There are a number of “sal” expressions and derivations in the English language. Let’s look at a few:

1. You’ve probably heard of the compound sal volatile (pronounced sal volatilly) which is the Latin name for what we refer to as smelling salts. You know the scene in a play or film when someone faints and the salts are used to “bring them round”. Workplaces used to have some in their first aid boxes for emergencies and I’ve seen them used a couple of times. They act by releasing a small amount of ammonia gas which produces a reflex in the nose causes the person to inhale.

2. Do you know the expression people use when they don’t believe something is true – they say you have to take what another person says with a “pinch” or “grain” of salt. (The latin is cum grano salis.) The expression dates back to Roman times (with Pliny the Elder) and refers to one of the ingredients of an “antidote to poison”. Threats of poison in food were therefore said to be taken “with a grain of salt”: the inference being that the effects would be less serious if the salt was taken. The lessening effect, in modern times, has been transferred but inverted to mean a lessening of the truthfulness of a particular statement.
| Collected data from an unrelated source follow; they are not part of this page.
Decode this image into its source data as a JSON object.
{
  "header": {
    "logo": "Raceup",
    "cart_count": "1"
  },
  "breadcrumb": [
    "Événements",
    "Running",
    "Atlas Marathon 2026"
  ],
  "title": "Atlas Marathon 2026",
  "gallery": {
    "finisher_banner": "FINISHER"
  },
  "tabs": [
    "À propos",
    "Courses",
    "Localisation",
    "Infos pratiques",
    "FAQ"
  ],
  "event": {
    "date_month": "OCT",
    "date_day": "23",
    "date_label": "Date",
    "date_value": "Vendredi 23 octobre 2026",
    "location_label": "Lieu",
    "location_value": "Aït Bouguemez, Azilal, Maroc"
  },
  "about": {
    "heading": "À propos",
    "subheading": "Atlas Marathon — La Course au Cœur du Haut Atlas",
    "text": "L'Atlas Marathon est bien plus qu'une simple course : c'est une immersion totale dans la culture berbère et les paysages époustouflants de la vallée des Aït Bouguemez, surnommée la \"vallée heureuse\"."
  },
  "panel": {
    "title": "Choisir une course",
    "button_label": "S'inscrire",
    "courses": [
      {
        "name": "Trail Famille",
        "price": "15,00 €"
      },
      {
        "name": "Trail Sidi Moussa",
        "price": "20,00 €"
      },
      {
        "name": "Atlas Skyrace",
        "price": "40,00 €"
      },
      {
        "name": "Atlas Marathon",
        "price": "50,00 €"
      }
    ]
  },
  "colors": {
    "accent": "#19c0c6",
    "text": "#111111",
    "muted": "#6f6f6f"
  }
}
3. The word “salad” means salted dish and “salami” is a sausage which contains a lot of salt.

4. Remember those films again with safecrackers blowing up the safe to get the money. They were called Petremen (pronounced Peter-men) referring to the substance they used which was actually called “saltpetre” or potassium nitrate - a component of gunpowder. Originally saltpetre meant salt of rock – the “petre” bit coming from one of the Latin cases of petra meaning rock. However did you know that it can also be used as a preservative. I’m not joking, if you check Amazon you will find it on sale (4oz for £2.25 from one supplier) for curing beef.

5. A sailor can be referred to as an “old salt” – the reason coming from the preservative qualities of salt for their meat & fish which were soaked in brine.
If you get a chance have a read of Mark Kurlansky’s book (in the pic at the beginning). I really enjoyed it and it’s got to be THE authority on the subject and kept me interested from start to finish. (It’s 452 pages with a 12 page Bibliography!). Thanks to him for some of the historical stuff used in this article.

So you see salt can be a very interesting substance and far more important than you thought. Hope this has not been too much of an assault on your brain and senses (haha).